3. I get antsy and irritable when I don’t draw anything for a day. So I carry paper and a pen/pencil with me everywhere. It’s habit I used to have, but then got out of. Derned self.

It really is the little things. So what’s a little issue that you tolerate? What really doesn’t seem to matter that much, but when you think about, makes functioning almost intolerable?

What’s your cup of cold coffee?

(Also, if you love me and even if you don’t, please vote for my webcomic, René! Just click the banner below!)

Writing From Life

Self PortraitI love life drawings. There is something so stunning and dynamic in a strong life drawing, something that no other drawing can portray. I love looking at them, but I also love making them. Putting real life on paper is almost ethereal sometimes… In fact, I love it so much that I’m retaking Figure Drawing this fall! It’s good practice, and it will help me build my artistic vocabulary.

My question is this: can I do the same thing with writing? What does “Life Writing” look like?

I’ve been thinking about ways to practice writing, and I’ve been considering this idea of life writing. I think of it as the process of describing what you see in front of you, at a live moment, and trying to capture that life in words. So here’s my first (conscious) attempt:

Just myself and my sister sitting at the table. I write, she reads. Her book is a somewhat thick paperback, “Atlas Shrugged” and she looks absorbed, except when she occasionally pauses to state some criticism or praise of the author.
“You don’t ‘chuckle’ in intense moments. You just don’t.” she says, briefly leaving the fictional world, but then quickly returning to it.

Our small, square table has a few copies of old Wall Street Journals on one side, and a half empty box of donuts on the other. Directly in front of me is my icing stained paper towel, my fingerprint covered Kindle Fire, and three of my newest purchases: Hawkeye, Bullseye, and Daredevil. The three little men are about four inches tall, but they cast much taller shadows, spanning from the edge of the newspaper where they stood, across the beige colored tabletop and onto the great donut box.
The tabletop itself has a few watery rings on it, left by the condensation from my double shot espresso. I notice how close the liquid was to the newspaper, and after a moment of blank consideration, I lazily wiped the water up with my crumpled paper towel.

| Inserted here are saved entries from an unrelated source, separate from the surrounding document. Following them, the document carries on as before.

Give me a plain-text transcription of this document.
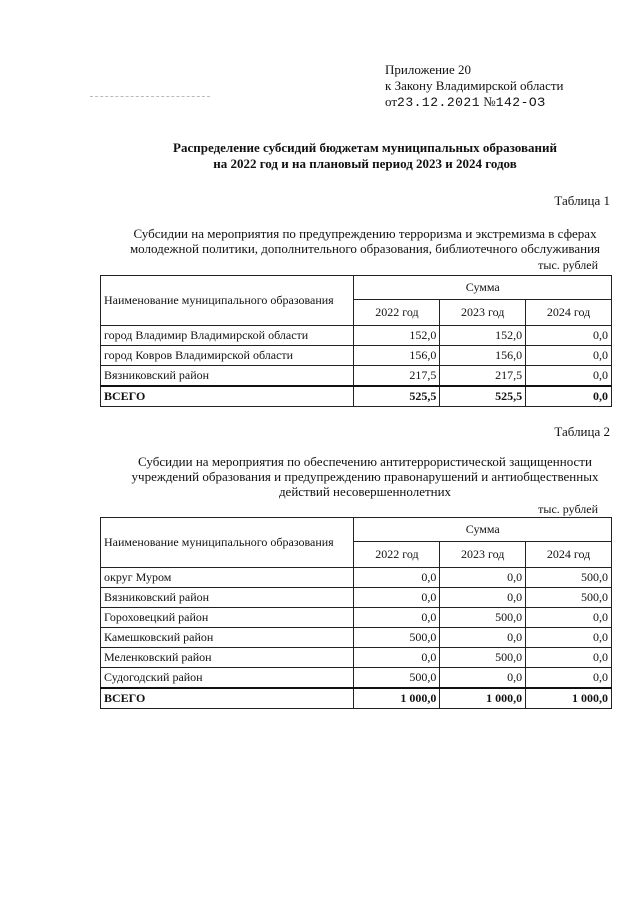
Приложение 20
к Закону Владимирской области
от23.12.2021 №142-ОЗ
Распределение субсидий бюджетам муниципальных образований
на 2022 год и на плановый период 2023 и 2024 годов
Таблица 1
Субсидии на мероприятия по предупреждению терроризма и экстремизма в сферах
молодежной политики, дополнительного образования, библиотечного обслуживания
тыс. рублей
Наименование муниципального образования	Сумма		
	2022 год	2023 год	2024 год
город Владимир Владимирской области	152,0	152,0	0,0
город Ковров Владимирской области	156,0	156,0	0,0
Вязниковский район	217,5	217,5	0,0
ВСЕГО	525,5	525,5	0,0
Таблица 2
Субсидии на мероприятия по обеспечению антитеррористической защищенности
учреждений образования и предупреждению правонарушений и антиобщественных
действий несовершеннолетних
тыс. рублей
Наименование муниципального образования	Сумма		
	2022 год	2023 год	2024 год
округ Муром	0,0	0,0	500,0
Вязниковский район	0,0	0,0	500,0
Гороховецкий район	0,0	500,0	0,0
Камешковский район	500,0	0,0	0,0
Меленковский район	0,0	500,0	0,0
Судогодский район	500,0	0,0	0,0
ВСЕГО	1 000,0	1 000,0	1 000,0
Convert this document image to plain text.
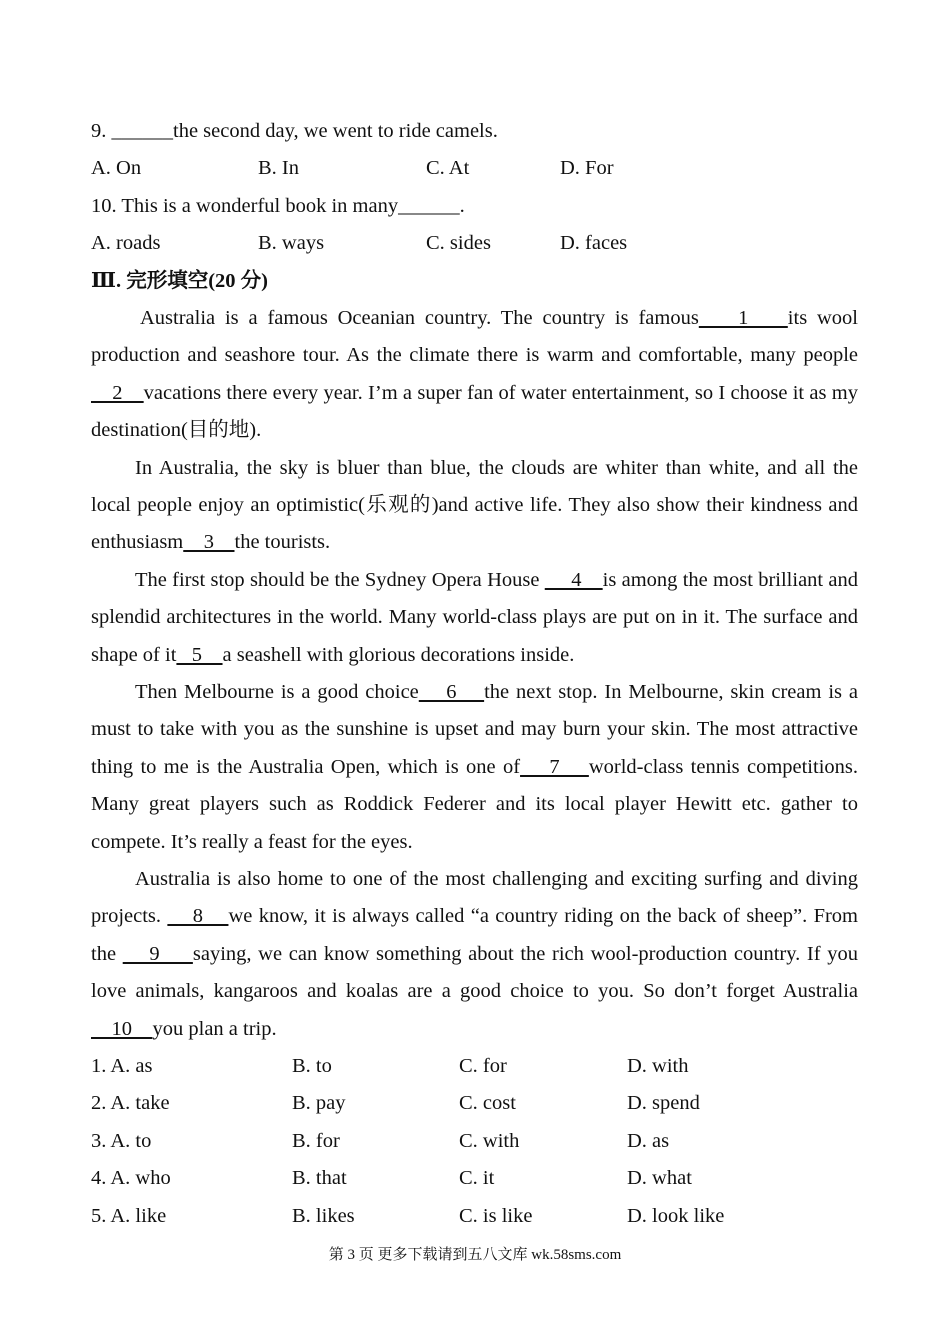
9. ______the second day, we went to ride camels.
A. On	B. In	C. At	D. For
10. This is a wonderful book in many______.
A. roads	B. ways	C. sides	D. faces
Ⅲ. 完形填空(20 分)

Australia is a famous Oceanian country. The country is famous    1    its wool production and seashore tour. As the climate there is warm and comfortable, many people    2    vacations there every year. I’m a super fan of water entertainment, so I choose it as my destination(目的地).

In Australia, the sky is bluer than blue, the clouds are whiter than white, and all the local people enjoy an optimistic(乐观的)and active life. They also show their kindness and enthusiasm    3    the tourists.

The first stop should be the Sydney Opera House      4    is among the most brilliant and splendid architectures in the world. Many world-class plays are put on in it. The surface and shape of it   5    a seashell with glorious decorations inside.

Then Melbourne is a good choice    6    the next stop. In Melbourne, skin cream is a must to take with you as the sunshine is upset and may burn your skin. The most attractive thing to me is the Australia Open, which is one of    7    world-class tennis competitions. Many great players such as Roddick Federer and its local player Hewitt etc. gather to compete. It’s really a feast for the eyes.

Australia is also home to one of the most challenging and exciting surfing and diving projects.     8    we know, it is always called “a country riding on the back of sheep”. From the     9     saying, we can know something about the rich wool-production country. If you love animals, kangaroos and koalas are a good choice to you. So don’t forget Australia    10    you plan a trip.

1. A. as	B. to	C. for	D. with
2. A. take	B. pay	C. cost	D. spend
3. A. to	B. for	C. with	D. as
4. A. who	B. that	C. it	D. what
5. A. like	B. likes	C. is like	D. look like
第 3 页 更多下载请到五八文库 wk.58sms.com
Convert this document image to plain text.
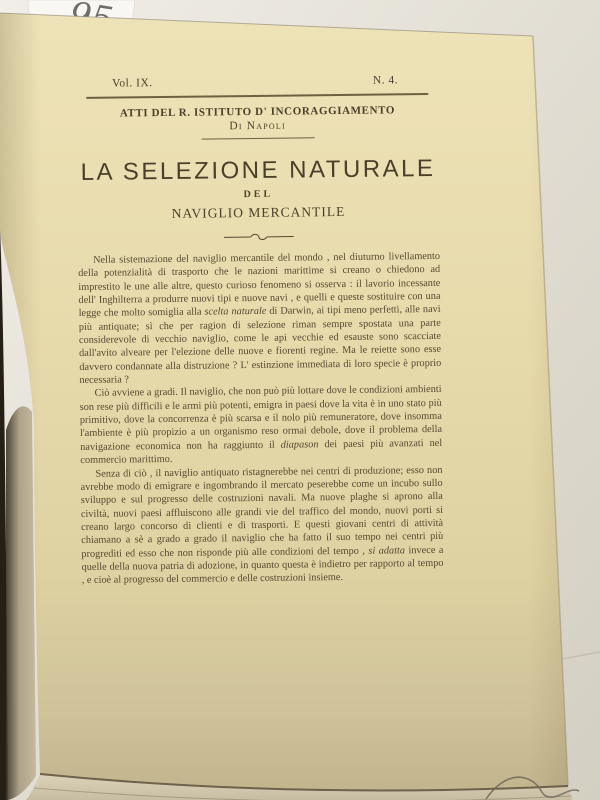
Vol. IX.	N. 4.
ATTI DEL R. ISTITUTO D' INCORAGGIAMENTO
Di Napoli
LA SELEZIONE NATURALE
DEL
NAVIGLIO MERCANTILE

Nella sistemazione del naviglio mercantile del mondo , nel diuturno livellamento della potenzialità di trasporto che le nazioni marittime si creano o chiedono ad imprestito le une alle altre, questo curioso fenomeno si osserva : il lavorio incessante dell' Inghilterra a produrre nuovi tipi e nuove navi , e quelli e queste sostituire con una legge che molto somiglia alla scelta naturale di Darwin, ai tipi meno perfetti, alle navi più antiquate; sì che per ragion di selezione riman sempre spostata una parte considerevole di vecchio naviglio, come le api vecchie ed esauste sono scacciate dall'avito alveare per l'elezione delle nuove e fiorenti regine. Ma le reiette sono esse davvero condannate alla distruzione ? L' estinzione immediata di loro specie è proprio necessaria ?

Ciò avviene a gradi. Il naviglio, che non può più lottare dove le condizioni ambienti son rese più difficili e le armi più potenti, emigra in paesi dove la vita è in uno stato più primitivo, dove la concorrenza è più scarsa e il nolo più remuneratore, dove insomma l'ambiente è più propizio a un organismo reso ormai debole, dove il problema della navigazione economica non ha raggiunto il diapason dei paesi più avanzati nel commercio marittimo.

Senza di ciò , il naviglio antiquato ristagnerebbe nei centri di produzione; esso non avrebbe modo di emigrare e ingombrando il mercato peserebbe come un incubo sullo sviluppo e sul progresso delle costruzioni navali. Ma nuove plaghe si aprono alla civiltà, nuovi paesi affluiscono alle grandi vie del traffico del mondo, nuovi porti si creano largo concorso di clienti e di trasporti. E questi giovani centri di attività chiamano a sè a grado a grado il naviglio che ha fatto il suo tempo nei centri più progrediti ed esso che non risponde più alle condizioni del tempo , si adatta invece a quelle della nuova patria di adozione, in quanto questa è indietro per rapporto al tempo , e cioè al progresso del commercio e delle costruzioni insieme.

The whole kitchen smelled like the new asphalt being freshly laid at the end of our slightly overgrown yard. Smoke rose from the road and hot tar. The smell doesn’t bother me quite as much as the incessant, rumbling hum of the machines. It’s like resting your head next to a running lawn mower.

I’m just waiting for my Amazon package.

It’s kinda weird. I think it might be even cooler at a school, store, library, airport, or something, where you could infer a but more story/narrative. I’ll have to give a shot sometime at one of my favorite coffee shops.